Obligation to consider claims outside of non-refoulement obligations?

Federal Court (Full Court). Can it be said that, "in conducting a review of a non-revocation decision under s 501CA(4) of the Act, the Tribunal must give meaningful consideration to a clearly articulated and substantial or significant representation concerning the risk of harm to the former visa holder if returned to his country of nationality independently of a claim concerning Australia’s international non-refoulement obligations, and that a failure to do so may give rise to jurisdictional error"?

Must discretion in s 427(1)(a) be exercised reasonably?

Federal Court.

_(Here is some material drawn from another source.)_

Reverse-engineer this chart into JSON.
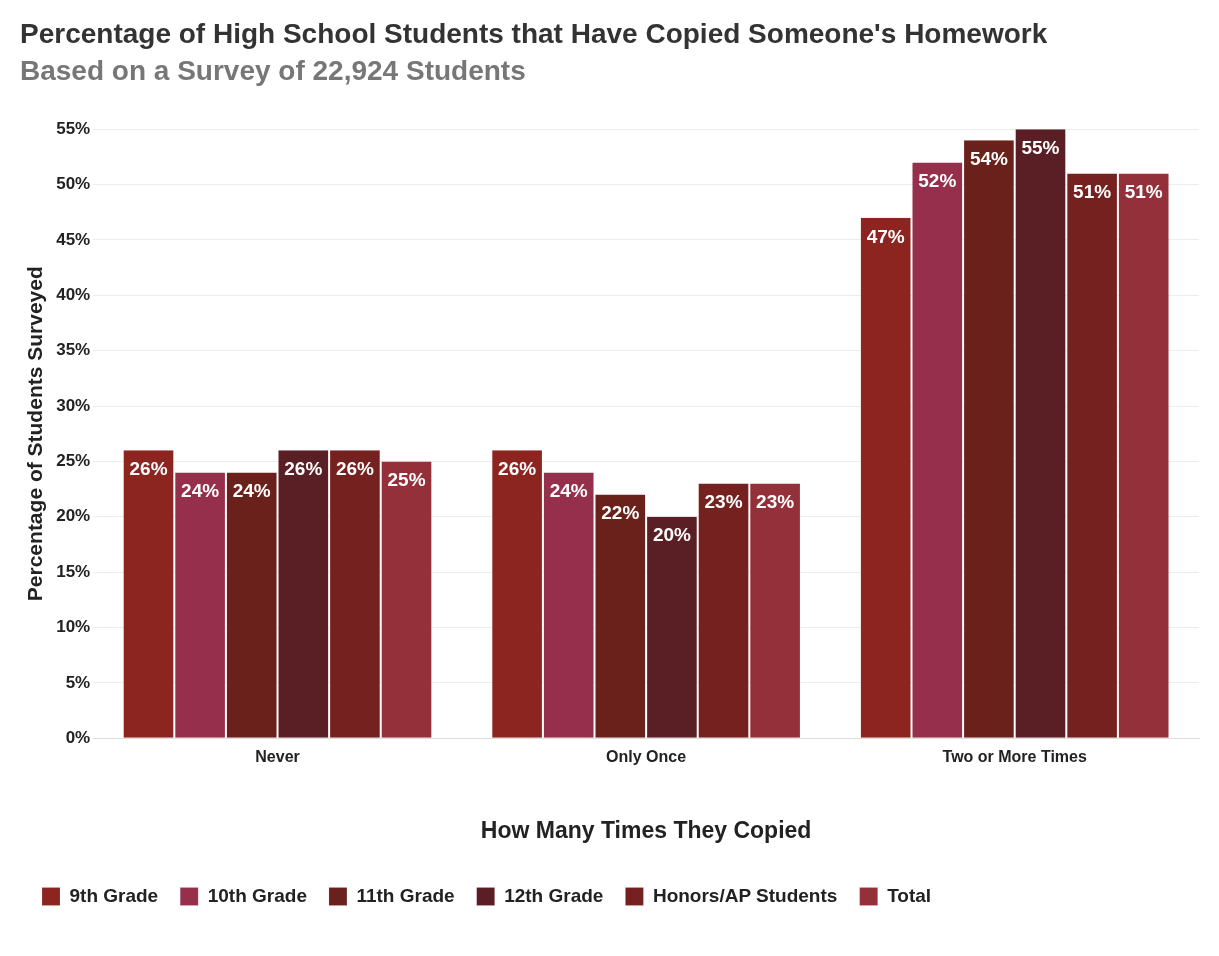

If the Tribunal's decision not to call a witness put forward by the Appellant was affected by jurisdictional error in that it lacked an evident and intelligible justification, could that error also be identified as a failure to take into account a relevant consideration (that the witness' oral evidence may assist the Tribunal to determine the Appellant's claim to be a refugee)?

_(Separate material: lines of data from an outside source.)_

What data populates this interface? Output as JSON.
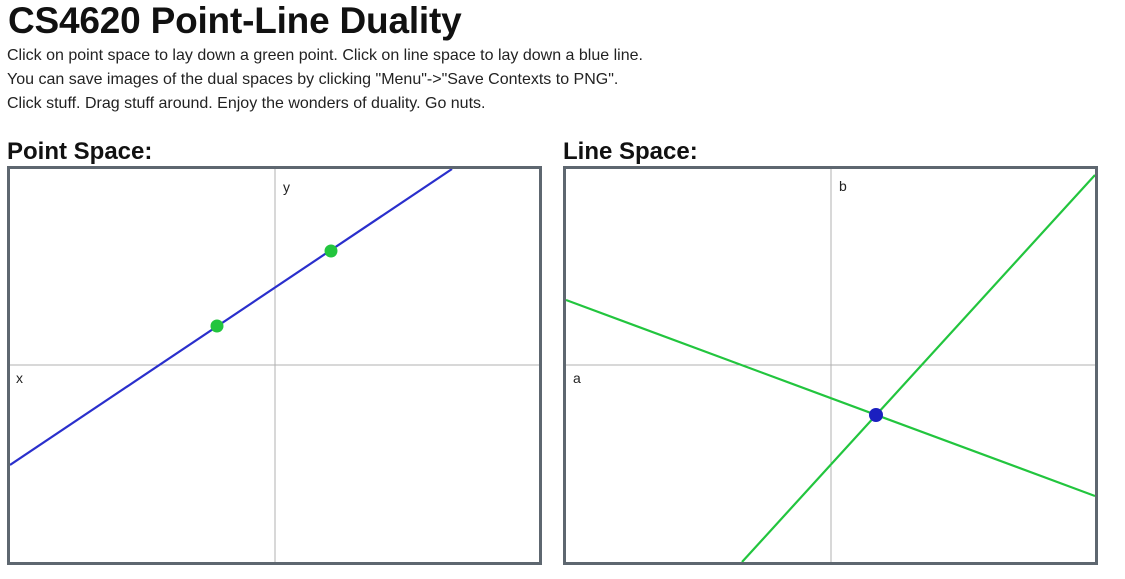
{
  "header": {
    "title": "CS4620 Point-Line Duality",
    "instructions": [
      "Click on point space to lay down a green point. Click on line space to lay down a blue line.",
      "You can save images of the dual spaces by clicking \"Menu\"->\"Save Contexts to PNG\".",
      "Click stuff. Drag stuff around. Enjoy the wonders of duality. Go nuts."
    ]
  },
  "point_space": {
    "title": "Point Space:",
    "x_axis_label": "x",
    "y_axis_label": "y",
    "line_color": "#2a2fcc",
    "point_color": "#22c53e",
    "axis_color": "#b0b0b0"
  },
  "line_space": {
    "title": "Line Space:",
    "x_axis_label": "a",
    "y_axis_label": "b",
    "line_color": "#22c53e",
    "point_color": "#1b1fc0",
    "axis_color": "#b0b0b0"
  }
}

Para 9.1(1) of Direction 90 interpreted

Federal Court (Full Court). Do the definition of "non-refoulement obligations" under s 5(1) of the Migration Act 1958 (Cth) or s 197C(1) satisfy the description under para 9.1(1) of Direction 90 of being “tests enunciated in the Act”?

Jurisdictional error in simple English

According to the majority, jurisdictional error consists of a material breach of a condition of the exercise of a decision-making power. ‘Ordinarily... breach of a condition cannot be material unless compliance with the condition could have resulted in the making of a different decision'.

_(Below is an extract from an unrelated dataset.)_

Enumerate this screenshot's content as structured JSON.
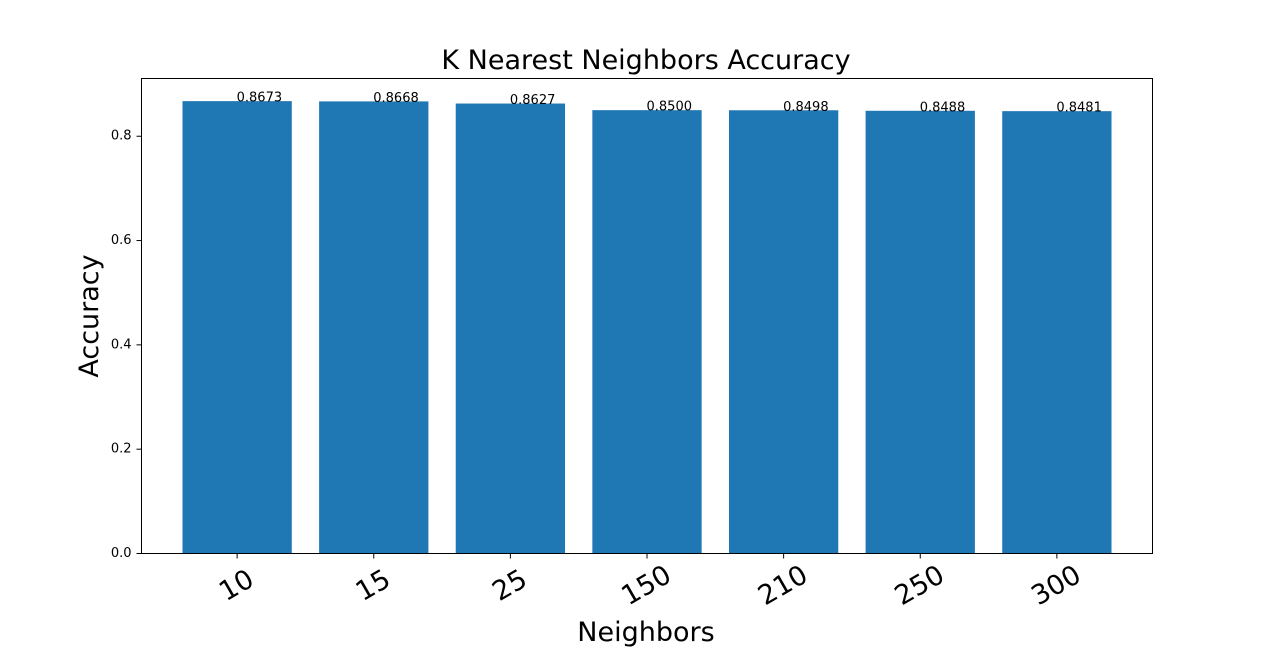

FCA has jurisdiction for damages in tort? Multiple parties in migration litigation?

High Court: Under s 44(2A) of Judiciary Act 1903, HCA can remit a matter involving the Commonwealth to FCA. But under s 476B of Migration Act 1958, HCA can only remit a matter that relates to a migration decision to FCA if FCA has jurisdiction under ss 476A(1)(b) or (c). Can it be said that the reach of ss 476B and 476A "is confined to applications for public law remedies in the nature of judicial review of migration decisions and so does not deprive the [FCA] of original jurisdiction in relation to a claim in tort against the Commonwealth for false imprisonment the result of the Commonwealth allegedly taking too long in making a migration decision to grant or refuse a visa"? Did s 486B preclude the plaintiff from bringing the claim in tort as a class action or representative proceeding?